Esses pelos possuem maior capacidade de absorção de água e nutrientes, pois apresentam uma menor espessura de parede celular. Além disso, plantas de cana-de-açúcar tratadas com etefon desenvolvem maior número e dimensão de células buliformes, fundamentais na retenção de água nos tecidos foliares. Esse é um fato determinante para a cana-de-açúcar, pois folhas abastecidas adequadamente com água sintetizam aproximadamente dez vezes mais sacarose, quando comparadas com aquelas afetadas pelo déficit hídrico.

Outra importante alternativa quanto à proteção das plantas contra o estresse hídrico é o fornecimento de solutos protetores, como é o caso de prolina e glicinabetaína. Esses compostos protegem as plantas contra subprodutos tóxicos formados durante os períodos de escassez de água. 
 
Estudos têm demonstrado que produtos fungicidas à base de estrobilurinas, quando aplicados no início do período de grande crescimento e desenvolvimento da cana-de-açúcar, reduzem temporariamente o gasto de energia e promovem diversas alterações positivas quanto ao metabolismo, resultando em maior acúmulo de matéria seca, expressa em toneladas de colmos por hectare no canaviais.

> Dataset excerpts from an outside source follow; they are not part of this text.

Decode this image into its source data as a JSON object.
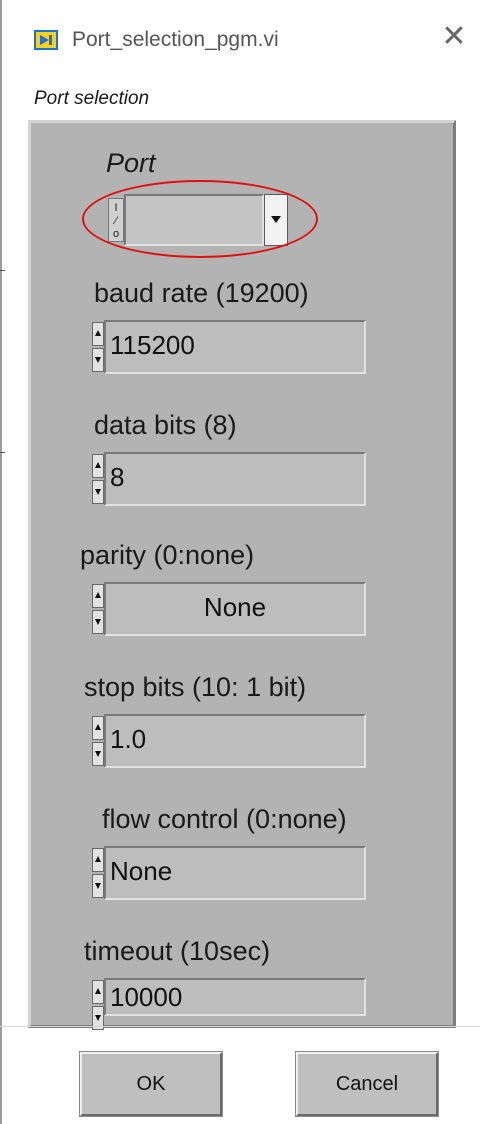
{
  "window": {
    "title": "Port_selection_pgm.vi",
    "close_glyph": "✕",
    "icon": "labview-vi-icon"
  },
  "tab_label": "Port selection",
  "controls": {
    "port": {
      "label": "Port",
      "io_glyph": "I/O",
      "value": "",
      "dropdown": "chevron-down-icon"
    },
    "baud_rate": {
      "label": "baud rate (19200)",
      "value": "115200"
    },
    "data_bits": {
      "label": "data bits (8)",
      "value": "8"
    },
    "parity": {
      "label": "parity (0:none)",
      "value": "None"
    },
    "stop_bits": {
      "label": "stop bits (10: 1 bit)",
      "value": "1.0"
    },
    "flow_control": {
      "label": "flow control (0:none)",
      "value": "None"
    },
    "timeout": {
      "label": "timeout (10sec)",
      "value": "10000"
    }
  },
  "buttons": {
    "ok": "OK",
    "cancel": "Cancel"
  },
  "colors": {
    "panel_bg": "#b3b3b3",
    "field_bg": "#bdbdbd",
    "highlight": "#e01010"
  }
}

Na retomada do canavial após a ocorrência do estresse hídrico, é interessante o fornecimento de hormônios vegetais, como forma de estímulo para a formação de novas células. Também conhecidos como reguladores de crescimento, os hormônios vegetais mais utilizados são: auxinas, citocininas e giberelinas. Essa prática, ainda, não é tão presente nas lavouras canavieiras, mas tem aumentado cada vez mais, pois a presença dos hormônios em momentos adequados pode significar uma grande possibilidade de incremento para as plantas. 

Por fim, após um período de estresse hídrico e por ocasião da retomada de crescimento, de maneira geral, é importante que as plantas recebam uma nutrição foliar complementar, baseada principalmente em micronutrientes, pois muitos atuam como ativadores enzimáticos ou componentes celulares. Para isso, é fundamental o conhecimento das condições nutricionais das lavouras especificamente, e em todas as suas fases fenológicas. Dentre os muitos nutrientes importantes, devem ser destacadas as presenças do nitrogênio, essencial para a formação das proteínas, e do magnésio, elemento constituinte da clorofila, pigmento essencial para a fotossíntese.

Mas é importante lembrar que o fornecimento de produtos às lavouras sempre deve ser realizado quando as plantas se encontram hidratadas e em condições mínimas de metabolização.